In another stretch of the Old Bangkok, there is a particular street that comes alive; where foreigners of all shapes, sizes, colors, creeds, and castes howl in drunken ecstasy every night. Every morning, the ground offers up a foul smorgasbord of gifts to greet the new day: carelessly poured beer, cigarette butts, deflated balloons, and empty cartridges of laughing gas along. This sinful street goes by the name of Khao San Road and it's certainly a far cry from the profound solemnity evoked by the dazzling temples nearby. The three of us made our way there during New Years eve because there was supposed to be a magnificent firework show around the grand palace, located nearby, but during this particular year, however, a reduction in all celebrations has been required as a result of the late King's passing. Still, as one can see from the photos provided, festivities were observed with or without fireworks, and towards the latter part of the evening we made our way towards Nana Plaza, a red light district, with some new found “friends.” Nana turned out to be nothing short of a collection of stripper clubs, and Sarah left early, disgusted by what she had seen over the course of this night of the new year. Colum and I ended the night at a Mcdonalds, delivering a lecture to some Europeans on the relative superiority of the second amendment. Joy, indeed!

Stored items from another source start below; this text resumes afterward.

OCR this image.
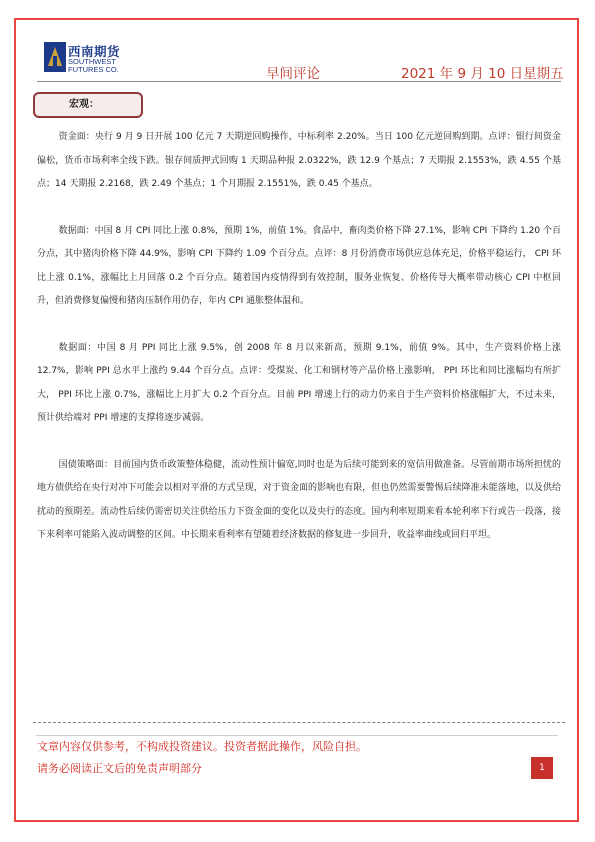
西南期货
SOUTHWEST
FUTURES CO.	早间评论	2021 年 9 月 10 日星期五
宏观：

资金面：央行 9 月 9 日开展 100 亿元 7 天期逆回购操作，中标利率 2.20%。当日 100 亿元逆回购到期。点评：银行间资金偏松，货币市场利率全线下跌。银存间质押式回购 1 天期品种报 2.0322%，跌 12.9 个基点；7 天期报 2.1553%，跌 4.55 个基点；14 天期报 2.2168，跌 2.49 个基点；1 个月期报 2.1551%，跌 0.45 个基点。

数据面：中国 8 月 CPI 同比上涨 0.8%，预期 1%，前值 1%。食品中，畜肉类价格下降 27.1%，影响 CPI 下降约 1.20 个百分点，其中猪肉价格下降 44.9%，影响 CPI 下降约 1.09 个百分点。点评：8 月份消费市场供应总体充足，价格平稳运行， CPI 环比上涨 0.1%，涨幅比上月回落 0.2 个百分点。随着国内疫情得到有效控制，服务业恢复、价格传导大概率带动核心 CPI 中枢回升，但消费修复偏慢和猪肉压制作用仍存，年内 CPI 通胀整体温和。

数据面：中国 8 月 PPI 同比上涨 9.5%，创 2008 年 8 月以来新高，预期 9.1%，前值 9%。其中，生产资料价格上涨 12.7%，影响 PPI 总水平上涨约 9.44 个百分点。点评：受煤炭、化工和钢材等产品价格上涨影响， PPI 环比和同比涨幅均有所扩大， PPI 环比上涨 0.7%，涨幅比上月扩大 0.2 个百分点。目前 PPI 增速上行的动力仍来自于生产资料价格涨幅扩大，不过未来，预计供给端对 PPI 增速的支撑将逐步减弱。

国债策略面：目前国内货币政策整体稳健，流动性预计偏宽,同时也是为后续可能到来的宽信用做准备。尽管前期市场所担忧的地方债供给在央行对冲下可能会以相对平滑的方式呈现，对于资金面的影响也有限，但也仍然需要警惕后续降准未能落地，以及供给扰动的预期差。流动性后续仍需密切关注供给压力下资金面的变化以及央行的态度。国内利率短期来看本轮利率下行或告一段落，接下来利率可能陷入波动调整的区间。中长期来看利率有望随着经济数据的修复进一步回升，收益率曲线或回归平坦。

文章内容仅供参考，不构成投资建议。投资者据此操作，风险自担。
请务必阅读正文后的免责声明部分	1
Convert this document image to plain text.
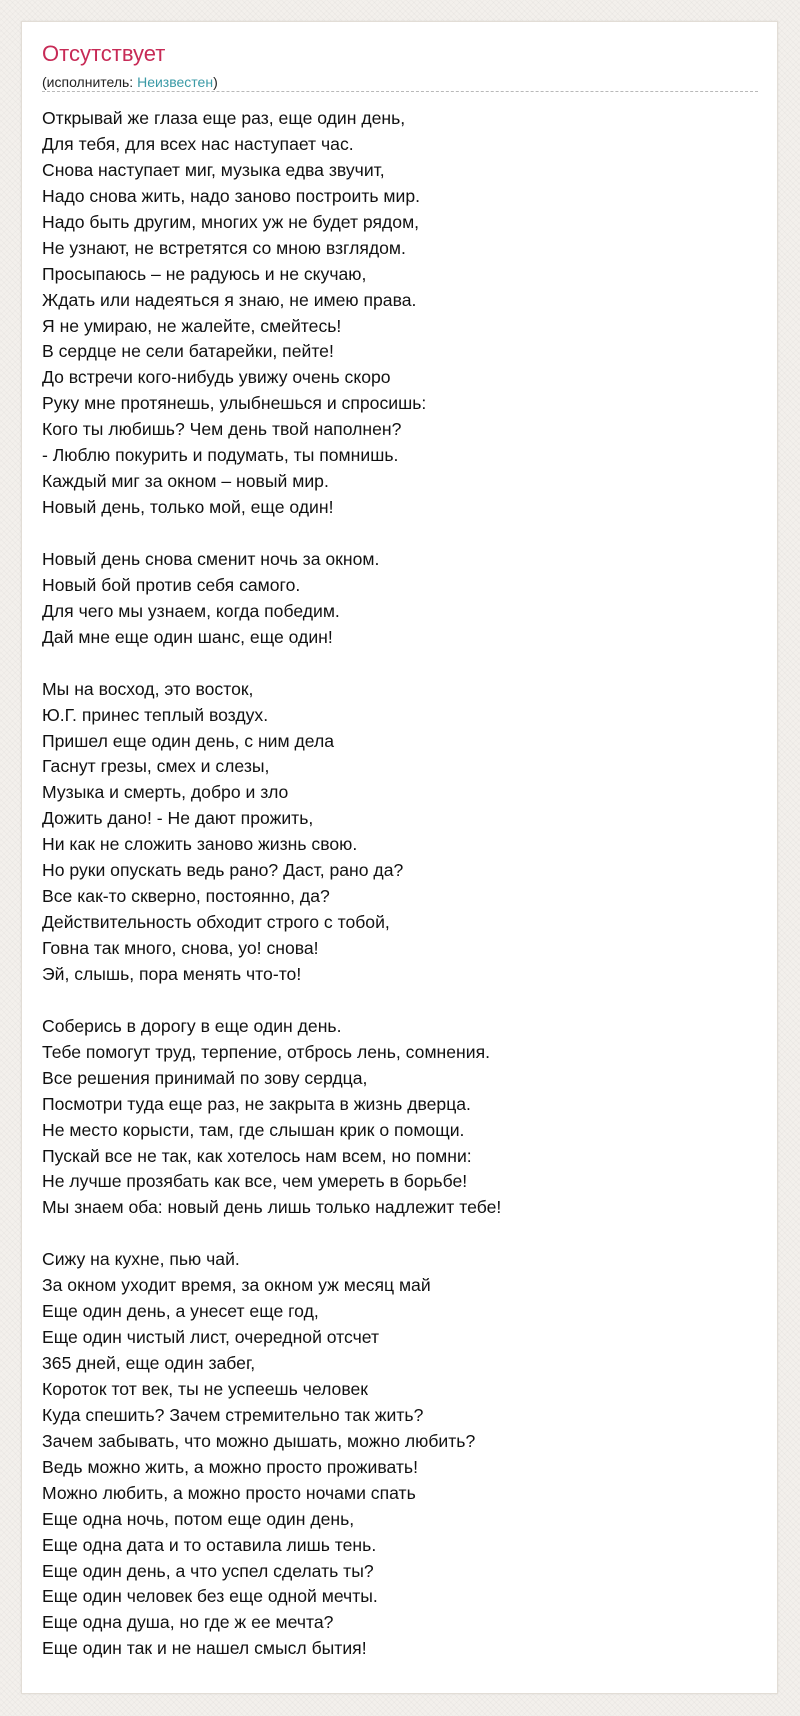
Отсутствует
(исполнитель: Неизвестен)
Открывай же глаза еще раз, еще один день,
Для тебя, для всех нас наступает час.
Снова наступает миг, музыка едва звучит,
Надо снова жить, надо заново построить мир.
Надо быть другим, многих уж не будет рядом,
Не узнают, не встретятся со мною взглядом.
Просыпаюсь – не радуюсь и не скучаю,
Ждать или надеяться я знаю, не имею права.
Я не умираю, не жалейте, смейтесь!
В сердце не сели батарейки, пейте!
До встречи кого-нибудь увижу очень скоро
Руку мне протянешь, улыбнешься и спросишь:
Кого ты любишь? Чем день твой наполнен?
- Люблю покурить и подумать, ты помнишь.
Каждый миг за окном – новый мир.
Новый день, только мой, еще один!
Новый день снова сменит ночь за окном.
Новый бой против себя самого.
Для чего мы узнаем, когда победим.
Дай мне еще один шанс, еще один!
Мы на восход, это восток,
Ю.Г. принес теплый воздух.
Пришел еще один день, с ним дела
Гаснут грезы, смех и слезы,
Музыка и смерть, добро и зло
Дожить дано! - Не дают прожить,
Ни как не сложить заново жизнь свою.
Но руки опускать ведь рано? Даст, рано да?
Все как-то скверно, постоянно, да?
Действительность обходит строго с тобой,
Говна так много, снова, уо! снова!
Эй, слышь, пора менять что-то!
Соберись в дорогу в еще один день.
Тебе помогут труд, терпение, отбрось лень, сомнения.
Все решения принимай по зову сердца,
Посмотри туда еще раз, не закрыта в жизнь дверца.
Не место корысти, там, где слышан крик о помощи.
Пускай все не так, как хотелось нам всем, но помни:
Не лучше прозябать как все, чем умереть в борьбе!
Мы знаем оба: новый день лишь только надлежит тебе!
Сижу на кухне, пью чай.
За окном уходит время, за окном уж месяц май
Еще один день, а унесет еще год,
Еще один чистый лист, очередной отсчет
365 дней, еще один забег,
Короток тот век, ты не успеешь человек
Куда спешить? Зачем стремительно так жить?
Зачем забывать, что можно дышать, можно любить?
Ведь можно жить, а можно просто проживать!
Можно любить, а можно просто ночами спать
Еще одна ночь, потом еще один день,
Еще одна дата и то оставила лишь тень.
Еще один день, а что успел сделать ты?
Еще один человек без еще одной мечты.
Еще одна душа, но где ж ее мечта?
Еще один так и не нашел смысл бытия!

Besides playing the part expected of a tourist, I spent most of my first three or four weeks in Bangkok going for extended walks, yoyoing up and down the BTS skytrain, drinking to excess, and looking for work. Having no teaching experience and knowing that an absolute myriad of jobs were available to the average native English speaker with a teaching certificate, ranging from the utter hell of working in a government school to the relative ease of international language schools, I tried to go into the search for gainful employment with as open of a heart and mind as was possible for my particular constitution. We arrived at a time of the school year where positions, while not exactly scarce, aren't as easy to obtain. I eventually landed an interview with a company called Wall Street English, and while initially laughing myself to death over the name, found myself preparing for a series of interviews, and then for a period of training after accepting a job offer, for a gig which, at the time of this writing, has blessed me with some of the most rewarding experiences that I've ever had among my quarter century crawl about this cursed blue rock of a planet. Until then, Waste well and eat something divine.